Before the video: Teachers will read the following questions aloud, please prepare for listening!
After the video: Did you get it? If not, please tell your teacher specifically which part you didn’t understand. Let’s review the video again 🙂
  1. When was this theory developed?
  2. What are the fourth group called?
  3. Businesses with rapid growth and innovation are typically called what?

Script

  1. innovation is such a fascinating topic but how does it actually get adopted?

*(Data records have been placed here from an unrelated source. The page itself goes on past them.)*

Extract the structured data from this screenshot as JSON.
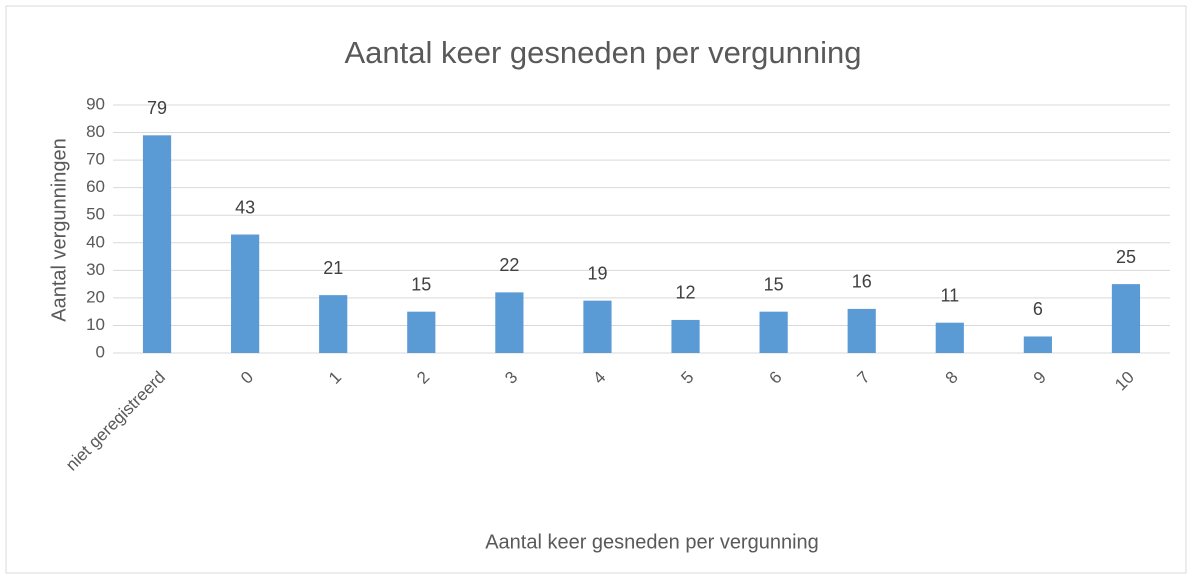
{
  "chart_data": {
    "type": "bar",
    "title": "Aantal keer gesneden per vergunning",
    "x_label": "Aantal keer gesneden per vergunning",
    "y_label": "Aantal vergunningen",
    "categories": [
      "niet geregistreerd",
      "0",
      "1",
      "2",
      "3",
      "4",
      "5",
      "6",
      "7",
      "8",
      "9",
      "10"
    ],
    "values": [
      79,
      43,
      21,
      15,
      22,
      19,
      12,
      15,
      16,
      11,
      6,
      25
    ],
    "color": "#5b9bd5",
    "ylim": [
      0,
      90
    ],
    "yticks": [
      0,
      10,
      20,
      30,
      40,
      50,
      60,
      70,
      80,
      90
    ],
    "grid": true
  }
}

  2. believe it or not but in order to answer this question we look back at a theory that was developed more than 50 years ago and it’s called the diffusion of innovation theory
  3. Everett Rogers the author of this theory proposed five stakeholder groups that explain how innovation gets adopted over time and by different cohorts
  4. The first group he called the innovators, these are the 2.5% who are out there literally sleeping in front of the shop to buy the innovation the day it comes out without being road tested
  5. The second cohort is made up of early adopters, roughly 13.5% the early adopters are the immediate second wave, the first pass is over, the product is maturing in its abilities and the early adopters get pleasure and satisfaction out of building usage
  6. The early majority represent the third group, that is the next 34%. The product becomes widely known and mainstream and the early majority group are those guys who ride this mainstream adoption.

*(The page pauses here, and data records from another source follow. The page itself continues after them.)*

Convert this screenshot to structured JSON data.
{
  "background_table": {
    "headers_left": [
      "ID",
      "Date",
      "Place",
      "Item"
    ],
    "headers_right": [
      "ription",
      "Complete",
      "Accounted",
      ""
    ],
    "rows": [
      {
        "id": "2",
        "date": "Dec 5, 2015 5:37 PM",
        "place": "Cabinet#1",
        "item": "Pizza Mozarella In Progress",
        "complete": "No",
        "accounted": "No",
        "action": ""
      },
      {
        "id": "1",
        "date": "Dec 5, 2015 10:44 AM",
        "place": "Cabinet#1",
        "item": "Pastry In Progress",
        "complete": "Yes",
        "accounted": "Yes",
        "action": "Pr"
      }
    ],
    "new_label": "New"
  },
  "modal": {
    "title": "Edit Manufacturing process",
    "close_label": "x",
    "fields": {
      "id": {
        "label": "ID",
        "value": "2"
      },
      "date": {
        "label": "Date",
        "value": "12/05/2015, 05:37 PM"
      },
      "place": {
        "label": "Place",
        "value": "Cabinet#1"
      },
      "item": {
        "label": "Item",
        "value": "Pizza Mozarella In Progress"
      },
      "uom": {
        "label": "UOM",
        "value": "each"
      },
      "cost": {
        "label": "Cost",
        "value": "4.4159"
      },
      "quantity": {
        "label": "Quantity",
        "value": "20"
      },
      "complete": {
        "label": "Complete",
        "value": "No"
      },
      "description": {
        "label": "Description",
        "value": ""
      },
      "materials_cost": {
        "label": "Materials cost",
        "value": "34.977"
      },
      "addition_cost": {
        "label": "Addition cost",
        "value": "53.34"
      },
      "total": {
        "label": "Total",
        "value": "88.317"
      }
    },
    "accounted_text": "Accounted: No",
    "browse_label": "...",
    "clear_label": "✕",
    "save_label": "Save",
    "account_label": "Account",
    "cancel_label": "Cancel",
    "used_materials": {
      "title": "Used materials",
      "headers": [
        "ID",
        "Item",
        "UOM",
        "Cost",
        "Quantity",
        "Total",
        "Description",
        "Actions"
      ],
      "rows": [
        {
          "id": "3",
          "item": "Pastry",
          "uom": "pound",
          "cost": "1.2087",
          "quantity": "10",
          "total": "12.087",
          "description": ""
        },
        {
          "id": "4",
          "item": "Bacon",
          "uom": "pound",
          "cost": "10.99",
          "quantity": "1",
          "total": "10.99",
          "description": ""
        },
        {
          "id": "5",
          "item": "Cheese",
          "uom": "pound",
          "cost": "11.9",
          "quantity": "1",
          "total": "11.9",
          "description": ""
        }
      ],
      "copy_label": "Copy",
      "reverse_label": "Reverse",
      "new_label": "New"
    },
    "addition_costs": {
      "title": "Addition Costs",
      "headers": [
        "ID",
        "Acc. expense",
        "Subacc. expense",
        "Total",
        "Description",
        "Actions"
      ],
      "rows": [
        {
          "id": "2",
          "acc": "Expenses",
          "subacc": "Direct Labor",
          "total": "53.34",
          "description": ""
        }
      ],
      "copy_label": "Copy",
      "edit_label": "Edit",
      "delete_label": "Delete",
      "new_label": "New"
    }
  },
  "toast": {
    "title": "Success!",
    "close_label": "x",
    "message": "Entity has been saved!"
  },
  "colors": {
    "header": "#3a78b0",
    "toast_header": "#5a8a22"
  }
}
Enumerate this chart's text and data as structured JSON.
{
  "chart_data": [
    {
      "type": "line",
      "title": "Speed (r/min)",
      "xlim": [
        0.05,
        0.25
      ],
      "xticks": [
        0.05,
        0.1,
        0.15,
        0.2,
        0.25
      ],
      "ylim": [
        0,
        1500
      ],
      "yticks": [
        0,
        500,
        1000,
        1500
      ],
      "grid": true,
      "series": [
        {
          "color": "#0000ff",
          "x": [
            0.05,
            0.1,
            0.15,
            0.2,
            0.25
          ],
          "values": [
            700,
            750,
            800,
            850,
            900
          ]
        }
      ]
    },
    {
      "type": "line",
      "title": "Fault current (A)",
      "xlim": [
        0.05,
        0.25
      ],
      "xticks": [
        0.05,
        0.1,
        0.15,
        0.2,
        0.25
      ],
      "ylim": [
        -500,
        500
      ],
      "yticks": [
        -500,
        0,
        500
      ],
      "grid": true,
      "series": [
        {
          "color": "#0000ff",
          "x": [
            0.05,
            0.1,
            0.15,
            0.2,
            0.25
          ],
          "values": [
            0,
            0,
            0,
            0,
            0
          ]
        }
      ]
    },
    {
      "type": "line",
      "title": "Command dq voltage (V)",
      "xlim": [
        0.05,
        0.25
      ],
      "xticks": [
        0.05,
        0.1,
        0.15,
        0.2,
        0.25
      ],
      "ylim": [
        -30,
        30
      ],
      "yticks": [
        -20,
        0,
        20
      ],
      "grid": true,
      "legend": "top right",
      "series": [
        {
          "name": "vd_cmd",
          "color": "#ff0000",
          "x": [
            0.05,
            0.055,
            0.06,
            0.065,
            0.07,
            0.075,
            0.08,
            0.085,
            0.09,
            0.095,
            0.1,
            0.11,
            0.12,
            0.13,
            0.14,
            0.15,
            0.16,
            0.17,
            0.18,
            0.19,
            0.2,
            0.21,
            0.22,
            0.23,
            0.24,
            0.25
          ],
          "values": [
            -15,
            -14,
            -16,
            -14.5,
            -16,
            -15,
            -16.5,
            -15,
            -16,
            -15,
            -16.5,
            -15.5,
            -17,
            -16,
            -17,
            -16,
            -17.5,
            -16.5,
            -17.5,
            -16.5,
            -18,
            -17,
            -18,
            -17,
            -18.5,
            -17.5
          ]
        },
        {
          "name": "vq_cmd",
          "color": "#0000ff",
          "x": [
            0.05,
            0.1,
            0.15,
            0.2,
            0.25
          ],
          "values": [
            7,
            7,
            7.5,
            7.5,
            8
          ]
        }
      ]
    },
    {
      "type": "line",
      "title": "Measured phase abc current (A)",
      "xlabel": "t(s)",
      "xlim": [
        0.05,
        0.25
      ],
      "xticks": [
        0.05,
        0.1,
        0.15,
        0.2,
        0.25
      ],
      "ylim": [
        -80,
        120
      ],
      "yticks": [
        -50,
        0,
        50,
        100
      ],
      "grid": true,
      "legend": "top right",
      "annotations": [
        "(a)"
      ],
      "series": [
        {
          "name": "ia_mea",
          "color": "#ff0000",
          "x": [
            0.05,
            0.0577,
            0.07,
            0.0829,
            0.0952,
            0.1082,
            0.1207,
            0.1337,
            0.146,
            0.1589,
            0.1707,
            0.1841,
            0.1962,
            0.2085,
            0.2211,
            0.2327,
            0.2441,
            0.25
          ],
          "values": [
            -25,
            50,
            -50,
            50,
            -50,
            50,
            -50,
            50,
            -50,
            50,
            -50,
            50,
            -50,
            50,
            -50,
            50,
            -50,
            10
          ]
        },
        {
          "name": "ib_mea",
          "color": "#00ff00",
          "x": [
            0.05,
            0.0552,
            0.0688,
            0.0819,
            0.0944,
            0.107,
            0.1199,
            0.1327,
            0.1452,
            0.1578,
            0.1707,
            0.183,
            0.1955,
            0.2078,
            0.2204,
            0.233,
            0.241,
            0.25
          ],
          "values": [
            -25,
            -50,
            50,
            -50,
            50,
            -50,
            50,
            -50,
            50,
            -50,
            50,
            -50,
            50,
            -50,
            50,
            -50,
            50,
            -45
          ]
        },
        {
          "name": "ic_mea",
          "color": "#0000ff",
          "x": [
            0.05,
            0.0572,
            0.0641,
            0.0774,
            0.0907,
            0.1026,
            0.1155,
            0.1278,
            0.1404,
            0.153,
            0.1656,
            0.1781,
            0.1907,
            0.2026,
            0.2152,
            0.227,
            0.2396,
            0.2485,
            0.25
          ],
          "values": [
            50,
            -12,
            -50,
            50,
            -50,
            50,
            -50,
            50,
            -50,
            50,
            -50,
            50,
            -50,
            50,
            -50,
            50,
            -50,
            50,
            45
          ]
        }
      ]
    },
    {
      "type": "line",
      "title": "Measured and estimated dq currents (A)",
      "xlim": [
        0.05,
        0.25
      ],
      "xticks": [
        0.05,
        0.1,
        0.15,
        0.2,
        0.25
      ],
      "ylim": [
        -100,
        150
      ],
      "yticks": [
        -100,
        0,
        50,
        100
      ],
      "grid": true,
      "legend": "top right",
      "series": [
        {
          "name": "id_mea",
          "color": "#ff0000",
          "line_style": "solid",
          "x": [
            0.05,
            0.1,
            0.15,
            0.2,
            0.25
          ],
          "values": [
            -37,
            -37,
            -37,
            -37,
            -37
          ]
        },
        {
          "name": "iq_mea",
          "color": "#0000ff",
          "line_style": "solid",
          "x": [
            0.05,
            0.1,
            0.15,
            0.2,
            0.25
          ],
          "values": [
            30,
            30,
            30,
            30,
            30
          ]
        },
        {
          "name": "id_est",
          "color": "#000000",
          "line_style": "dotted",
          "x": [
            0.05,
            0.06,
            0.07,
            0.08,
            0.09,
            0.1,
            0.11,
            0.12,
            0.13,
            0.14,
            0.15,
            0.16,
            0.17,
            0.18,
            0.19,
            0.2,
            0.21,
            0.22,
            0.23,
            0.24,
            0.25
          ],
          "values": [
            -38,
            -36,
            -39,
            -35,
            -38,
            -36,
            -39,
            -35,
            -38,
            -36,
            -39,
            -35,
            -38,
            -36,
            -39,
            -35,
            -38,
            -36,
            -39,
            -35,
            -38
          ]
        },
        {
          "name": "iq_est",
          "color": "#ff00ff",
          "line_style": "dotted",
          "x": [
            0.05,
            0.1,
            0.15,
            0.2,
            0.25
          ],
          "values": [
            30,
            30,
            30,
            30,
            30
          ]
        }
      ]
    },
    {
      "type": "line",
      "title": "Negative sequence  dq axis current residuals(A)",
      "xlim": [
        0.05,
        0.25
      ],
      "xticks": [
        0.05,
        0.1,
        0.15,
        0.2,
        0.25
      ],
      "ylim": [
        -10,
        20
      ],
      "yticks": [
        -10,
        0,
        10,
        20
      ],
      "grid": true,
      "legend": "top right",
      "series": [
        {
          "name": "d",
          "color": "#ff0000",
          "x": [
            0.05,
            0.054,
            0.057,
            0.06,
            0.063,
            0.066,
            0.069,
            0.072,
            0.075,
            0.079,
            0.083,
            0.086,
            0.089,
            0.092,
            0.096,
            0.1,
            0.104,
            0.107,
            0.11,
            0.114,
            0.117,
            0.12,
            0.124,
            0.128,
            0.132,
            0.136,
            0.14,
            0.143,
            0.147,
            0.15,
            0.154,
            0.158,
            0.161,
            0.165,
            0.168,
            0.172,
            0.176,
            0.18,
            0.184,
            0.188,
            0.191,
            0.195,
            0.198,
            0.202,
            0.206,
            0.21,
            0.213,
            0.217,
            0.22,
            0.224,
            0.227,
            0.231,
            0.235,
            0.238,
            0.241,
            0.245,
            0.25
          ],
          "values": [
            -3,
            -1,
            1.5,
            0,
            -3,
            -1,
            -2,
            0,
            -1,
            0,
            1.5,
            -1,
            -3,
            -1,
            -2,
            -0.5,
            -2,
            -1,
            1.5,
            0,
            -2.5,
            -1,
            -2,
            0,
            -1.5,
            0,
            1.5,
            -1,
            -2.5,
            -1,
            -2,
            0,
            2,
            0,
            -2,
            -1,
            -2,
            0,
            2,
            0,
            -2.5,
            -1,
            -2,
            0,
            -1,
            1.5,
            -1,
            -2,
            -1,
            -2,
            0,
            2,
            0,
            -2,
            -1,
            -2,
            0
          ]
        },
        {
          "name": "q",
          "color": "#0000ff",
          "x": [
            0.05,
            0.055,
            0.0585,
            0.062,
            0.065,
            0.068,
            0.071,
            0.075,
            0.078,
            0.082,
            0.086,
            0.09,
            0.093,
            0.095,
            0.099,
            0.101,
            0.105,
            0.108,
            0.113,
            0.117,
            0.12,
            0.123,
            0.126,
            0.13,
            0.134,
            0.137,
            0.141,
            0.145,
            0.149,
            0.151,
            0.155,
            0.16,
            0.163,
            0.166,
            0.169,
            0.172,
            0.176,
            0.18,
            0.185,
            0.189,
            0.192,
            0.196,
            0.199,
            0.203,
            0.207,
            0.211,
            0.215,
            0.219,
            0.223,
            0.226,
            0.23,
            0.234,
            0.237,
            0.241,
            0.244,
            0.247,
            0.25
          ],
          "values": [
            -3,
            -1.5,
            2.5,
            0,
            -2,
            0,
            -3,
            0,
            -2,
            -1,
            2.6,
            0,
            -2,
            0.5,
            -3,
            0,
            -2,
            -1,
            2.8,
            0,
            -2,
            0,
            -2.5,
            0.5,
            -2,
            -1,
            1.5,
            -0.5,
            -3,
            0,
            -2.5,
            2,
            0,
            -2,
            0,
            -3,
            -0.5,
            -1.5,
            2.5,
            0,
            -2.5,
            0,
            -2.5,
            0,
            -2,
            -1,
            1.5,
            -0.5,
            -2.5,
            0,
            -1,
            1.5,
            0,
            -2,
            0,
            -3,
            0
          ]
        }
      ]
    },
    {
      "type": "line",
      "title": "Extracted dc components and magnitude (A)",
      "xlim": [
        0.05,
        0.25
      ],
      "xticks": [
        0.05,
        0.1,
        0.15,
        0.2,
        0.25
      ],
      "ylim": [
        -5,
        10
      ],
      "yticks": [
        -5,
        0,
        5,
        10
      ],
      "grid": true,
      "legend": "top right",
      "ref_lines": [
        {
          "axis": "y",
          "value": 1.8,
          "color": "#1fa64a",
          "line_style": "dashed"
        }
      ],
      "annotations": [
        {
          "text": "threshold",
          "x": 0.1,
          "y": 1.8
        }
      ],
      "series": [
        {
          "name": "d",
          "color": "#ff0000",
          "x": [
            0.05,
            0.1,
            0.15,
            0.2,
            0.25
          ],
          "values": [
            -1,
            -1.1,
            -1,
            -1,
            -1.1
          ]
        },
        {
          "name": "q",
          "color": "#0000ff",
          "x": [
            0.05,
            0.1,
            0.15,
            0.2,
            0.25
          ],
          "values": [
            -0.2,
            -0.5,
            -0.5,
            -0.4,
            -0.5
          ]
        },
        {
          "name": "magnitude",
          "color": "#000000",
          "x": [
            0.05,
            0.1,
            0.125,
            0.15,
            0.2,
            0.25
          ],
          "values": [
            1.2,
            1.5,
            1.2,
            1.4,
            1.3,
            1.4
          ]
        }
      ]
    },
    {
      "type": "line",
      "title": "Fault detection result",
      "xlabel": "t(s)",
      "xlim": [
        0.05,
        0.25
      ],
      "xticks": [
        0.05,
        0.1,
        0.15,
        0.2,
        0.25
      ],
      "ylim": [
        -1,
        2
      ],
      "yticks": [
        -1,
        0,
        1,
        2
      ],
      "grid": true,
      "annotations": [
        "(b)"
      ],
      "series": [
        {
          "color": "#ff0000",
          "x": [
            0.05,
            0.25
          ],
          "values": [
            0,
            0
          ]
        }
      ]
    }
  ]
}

  7. The fourth group or the so-called late majority is far more cautious they represent roughly 34% and will wait typically for decline in pricing until first hiccups are ironed out and only then will adopt the innovation
  8. at the very tail end the fifth and final group consists of so-called Laggards. Laggards are the most reluctant but finally they will get over the line and make up roughly 16% think about Laggards as those guys who only now sign up for an e-banking or maybe the Internet
  9. if you met these five cohorts of the diffusion of innovation theory over time and according to these percentages it will form a bell curve. If you now sum up this information across the bell curve you reach the well-known s-curve. The s-curve in four stages describes how innovation is adopted in terms of the speed of adoption
  10. at the very first stage while there is a very low growth we see almost every start up entrepreneur on this planet. A lot of trial and error, a lot of prototyping and many of these innovations will never see the light.

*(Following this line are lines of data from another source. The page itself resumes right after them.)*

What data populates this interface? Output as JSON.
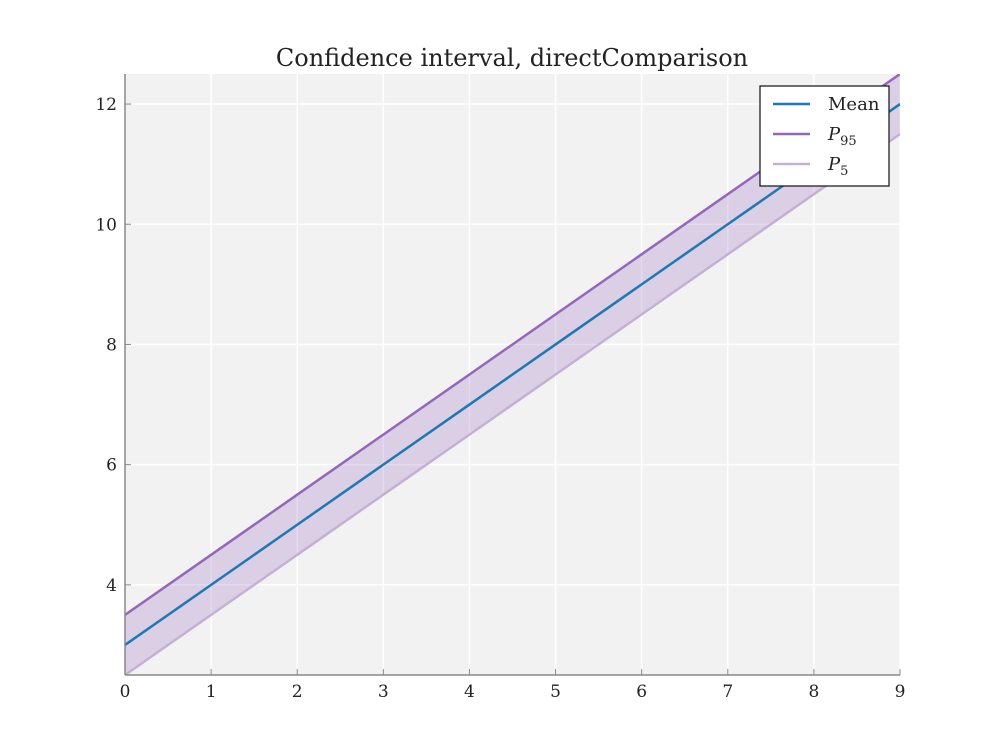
{
  "chart_data": {
    "type": "line",
    "title": "Confidence interval, directComparison",
    "xlabel": "",
    "ylabel": "",
    "xlim": [
      0,
      9
    ],
    "ylim": [
      2.5,
      12.5
    ],
    "x_ticks": [
      0,
      1,
      2,
      3,
      4,
      5,
      6,
      7,
      8,
      9
    ],
    "y_ticks": [
      4,
      6,
      8,
      10,
      12
    ],
    "grid": true,
    "legend_position": "top-right",
    "x": [
      0,
      1,
      2,
      3,
      4,
      5,
      6,
      7,
      8,
      9
    ],
    "series": [
      {
        "name": "Mean",
        "color": "#1f77b4",
        "values": [
          3,
          4,
          5,
          6,
          7,
          8,
          9,
          10,
          11,
          12
        ]
      },
      {
        "name": "P",
        "subscript": "95",
        "color": "#9467bd",
        "values": [
          3.5,
          4.5,
          5.5,
          6.5,
          7.5,
          8.5,
          9.5,
          10.5,
          11.5,
          12.5
        ]
      },
      {
        "name": "P",
        "subscript": "5",
        "color": "#c5b0d5",
        "values": [
          2.5,
          3.5,
          4.5,
          5.5,
          6.5,
          7.5,
          8.5,
          9.5,
          10.5,
          11.5
        ]
      }
    ],
    "band": {
      "upper_series": 1,
      "lower_series": 2,
      "color": "#9467bd",
      "opacity": 0.25
    },
    "colors": {
      "plot_background": "#f2f2f2",
      "grid": "#ffffff",
      "axis": "#888888"
    }
  }
}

  11. If an innovation takes off it ideally takes off in an exponential fashion, exponential growth is what we see right now in many solutions for example uber and airbnb with rapid growth rates and typically then we call them disruptive innovations
  12. once exponential growth is over we enter this stage of slowing growth and after that we see a plateauing, examples for plateauing over the last five years were analog photography or our DVD players.
  13. so you can see how the diffusion of innovation theory, the five cohorts, can be mapped to the s-curve and allows us to understand who, in what sequence and at what speed adopts innovation.

Key Words and Phrases

  1. innovation = a new method, idea, product, etc
  2. diffusion = the spreading of something widely / Diffuse = spread widely and not focused, not clear.